Krzyzewski expressed concern for the well-being of student-athletes as shutdowns across the sport have forced players to isolate themselves for extended periods of time. He also noted many players won’t be able to go home and see their families for Christmas, a sacrifice Livers expressed his displeasure about.

“I wouldn't want to get started on that right now. We're all not too excited about that,” Livers said of Michigan's Dec. 25 matchup. “No knock against Nebraska, but Christmas Day I don't think anybody wants to travel away from their place. That's a different story we're not going into with college athletes not being paid. But still, you've got to think about it as being grateful and be blessed to even have an opportunity to be on the court because this season could have not happened.”

Howard wasn’t aware of Krzyzewski's postgame comments but reiterated his main concern is the physical and mental health of his players and staff — “Basketball is last,” Howard noted — and he checks on everyone daily.

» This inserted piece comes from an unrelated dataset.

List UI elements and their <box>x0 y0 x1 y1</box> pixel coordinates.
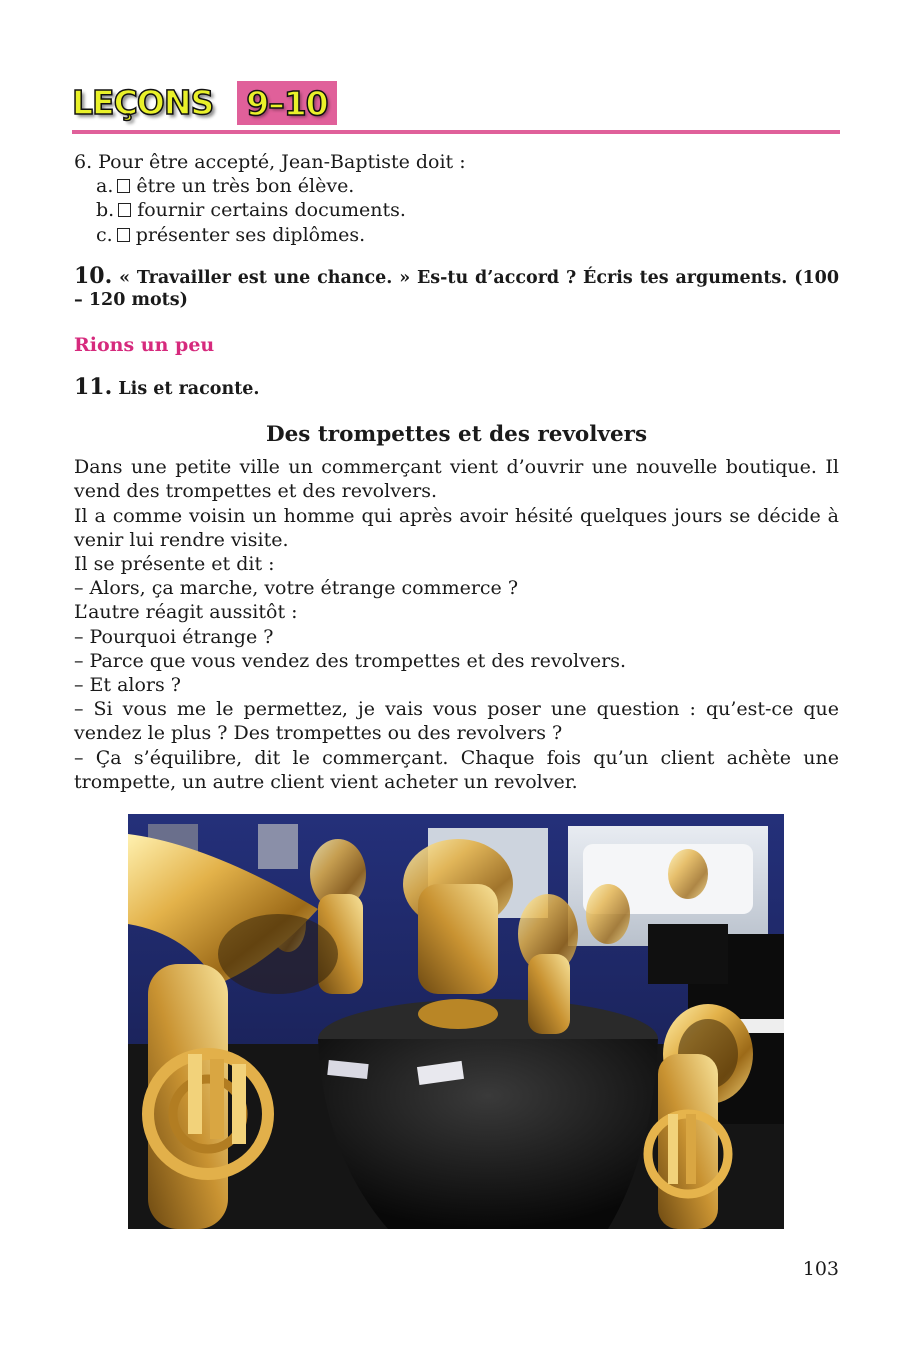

Howard praised his players for doing everything they can to put themselves in a position to play as well as the sacrifices they have made along the way, like limiting their social interactions and not getting to fully enjoy a typical college experience.

“They want to play basketball. They wanted to have a season,” Howard said. “I talked to each and every one of them. I wasn't, as a coach, pressuring them nor was it coach-driven. It's about them and whatever they want to do. If our guys say, 'Hey, Coach. You know what? I want to opt out.' I respect it and I support it.”

Howard said if he had faced today's crazy and chaotic conditions during his playing days at Michigan, he still would’ve suited up.

“I feel that's some of the best therapy for me, personally, because you're seeing other teams that are out there competing,” Howard said. “Being a college student, you come here to get an education and also to compete on that floor. When it's taken away, it's a huge void.”

The Wolverines nearly experienced that empty feeling this week. Instead, they received an appreciative reminder and a dress rehearsal for how to handle the disorder that could strike again.

“We all tell each other, 'Hey man, you’ve got to be grateful for every game we play because you never know,’” Livers said. “The next game could be canceled, and last year's tournament got taken away from us. I've been talking about being grateful for each day. Be blessed, wake up, be excited to come to practice, be excited to see your brothers because that could all go away with three or four tests.”